Before issuing any commands, the following steps need to be taken:

1. The installation (see above) needs to be completed.
2. You need to have the genome assembly available as a FASTA file, and the annotations
   as a GFF3 file.
3. You will need to prepare a 
   [submission template](http://www.ncbi.nlm.nih.gov/WebSub/template.cgi). The file
   [template.sbt](share/template.sbt) is an example of what these files look like.
4. You need to have created a number of `.ini` files correctly. Using the linked files as 
   examples, the following need to be prepared:
   - [wgs2ncbi.ini](share/wgs2ncbi.ini) - the main configuration file, in which you 
     specify the locations of the input files and output directories. In addition, here
     you will specify the prefixes for the identifiers that will be inserted in the 
     feature tables and various parameters for what to filter on. The file is well 
     documented with comments.
   - [info.ini](share/info.ini) - a file with key/value pairs whose contents will be 
     inserted in the FASTA headers of the sequence files. These key/value pairs have to
     do with the organism that was sequenced, such as the taxon name, its sex, its
     developmental stages, what tissues were sampled, and so on.

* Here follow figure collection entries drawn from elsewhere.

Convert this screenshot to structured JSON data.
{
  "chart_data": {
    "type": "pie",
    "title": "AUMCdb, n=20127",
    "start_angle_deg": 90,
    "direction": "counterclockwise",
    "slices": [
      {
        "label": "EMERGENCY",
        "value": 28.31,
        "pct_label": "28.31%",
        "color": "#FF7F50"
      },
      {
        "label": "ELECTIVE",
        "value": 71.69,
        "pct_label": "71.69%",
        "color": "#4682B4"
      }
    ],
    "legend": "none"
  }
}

   - [adaptors.ini](share/adaptors.ini) - this is a file that contains the coordinates 
     of sequence fragments that NCBI considers inadmissible. What will happen over the
     course of your submission is that NCBI will scan your sequence data for suspicious
     sequence fragments. These might be adaptor sequences of various sequencing platforms,
     and fragments that NCBI thinks might be contaminants. Hence, during your first pass
     it is more or less impossible to get the values right in this file: this part will
     be an iterative process where you blank out parts of your data that NCBI really will
     not accept. Start out with an empty file, and populate it based on the feedback you
     will get, making sure you follow the same syntax as the provided example file.
   - [products.ini](share/products.ini) - this is a file that contains mappings from 
     (parts of) the gene names that you assigned during the annotation process to names
     that NCBI will accept. Again, this is impossible to predict during the first pass:
     you will get feedback on which names NCBI doesn't like (for example because there are
     things in the names that look like database identifiers, organism names, molecular
     weights, etc.) and in this file you map these to allowed names.